Starbucks extends free college education for 4 years to all full-time employees
08 Apr 2015
Starbucks Corp announced on Monday that it would expand its college tuition assistance programme covering the entire cost of a four-year online bachelor's degree. The move marked a major expansion of the previous commitment of the company.
Since last June, Starbucks had been offering tuition coverage to juniors and seniors in partnership with Arizona State University under its "Starbucks College Achievement Plan" (See: Starbucks to pay tuition for employees to graduate). Under the plan the company paid up to two full years of college.
Interestingly, employees do not need to commit to stay with Starbucks after they graduated.
Dallas News quoted Jamie P Merisotis, president and chief executive of the Lumina Foundation, a group focused on education, as saying in June 2014, Starbucks was going where no other major corporation had gone.
He added, for many of these Starbucks employees, an online university education was the only reasonable way to get a bachelor's degree.
The new move sought to extend the programme to cover the entire four years to its partners for a bachelor's degree through ASU's online programme.
Starbucks has announced that it is now offering 4 years of free college to all its full-time employees. Starbucks had already established a generous college tuition plan in June 2014, called the College Achievement Plan, which it offered to full-time employees.
Now Starbucks has announced a 4-year college payment plan that would allow Starbucks employees to go after even higher educational goals. The new benefit did not quite cover the cost of an Ivy League school, but it still compared well against several affordable state universities, which would suit a lot of young adults.
The alternative of financing college tuition through employee wages was not a feasible option, especially with some teens and people in their early 20s making only $10 per hour, plus tips. The possibility of taking out a student loan too could be difficult for many employees.
According to Starbucks CEO Howard Schultz the company expected to spend at least $250 million over the next decade on tuition for at least 25,000 employees.

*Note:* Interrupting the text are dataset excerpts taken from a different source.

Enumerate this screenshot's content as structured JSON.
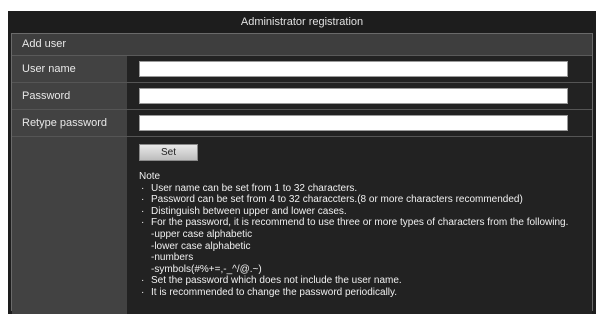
{
  "window": {
    "title": "Administrator registration"
  },
  "section": {
    "header": "Add user"
  },
  "fields": [
    {
      "label": "User name",
      "value": ""
    },
    {
      "label": "Password",
      "value": ""
    },
    {
      "label": "Retype password",
      "value": ""
    }
  ],
  "actions": {
    "set_label": "Set"
  },
  "note": {
    "title": "Note",
    "items": [
      "User name can be set from 1 to 32 characters.",
      "Password can be set from 4 to 32 characcters.(8 or more characters recommended)",
      "Distinguish between upper and lower cases.",
      "For the password, it is recommend to use three or more types of characters from the following.",
      "-upper case alphabetic",
      "-lower case alphabetic",
      "-numbers",
      "-symbols(#%+=,-_^/@.~)",
      "Set the password which does not include the user name.",
      "It is recommended to change the password periodically."
    ]
  },
  "colors": {
    "panel": "#1d1d1d",
    "label_bg": "#424242",
    "value_bg": "#222222",
    "header_bg": "#3e3e3e"
  }
}
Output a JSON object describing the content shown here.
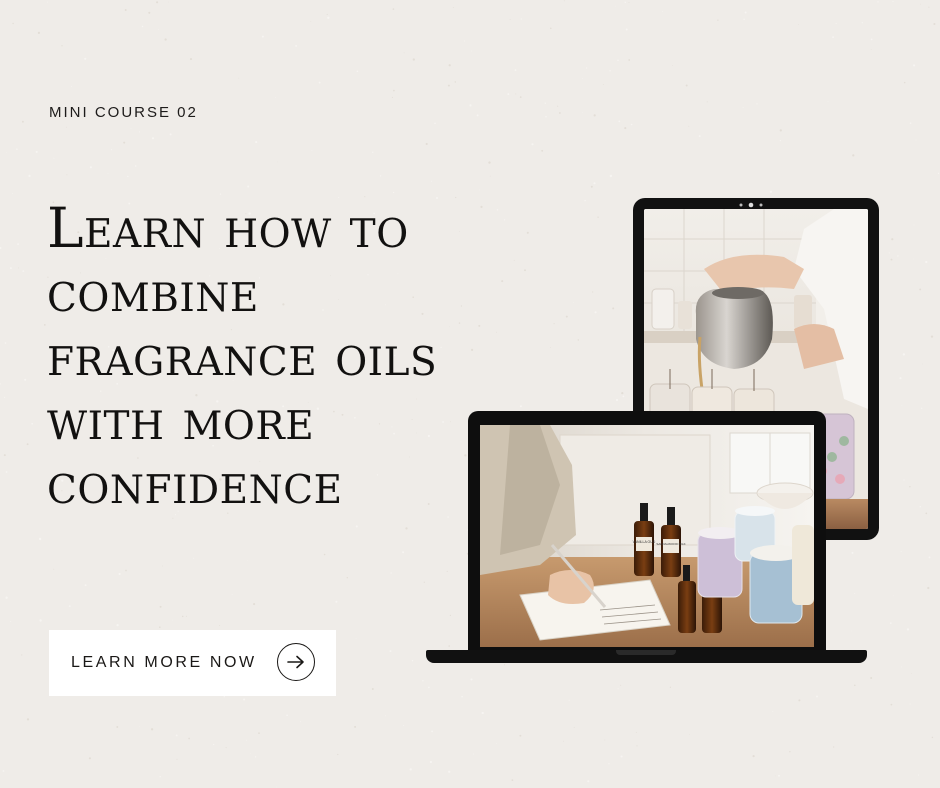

He added, the benefit had been requested by the company's employees.
"The unfortunate reality is that too many Americans can no longer afford a college degree, particularly disadvantaged young people, and others are saddled with burdensome education debt," he said in a statement.
Though many employers offered tuition reimbursement, those programmes usually came with limitations like only partial reimbursements for the study or new employees being excluded, requiring that workers stayed for years afterward, or limiting reimbursement to work-related courses.
Starbucks is, in effect, inviting its workers, from the day they join the company, to study whatever they like, and then leave whenever they like - knowing that many of them, with degrees in hand, would leave for better-paying jobs.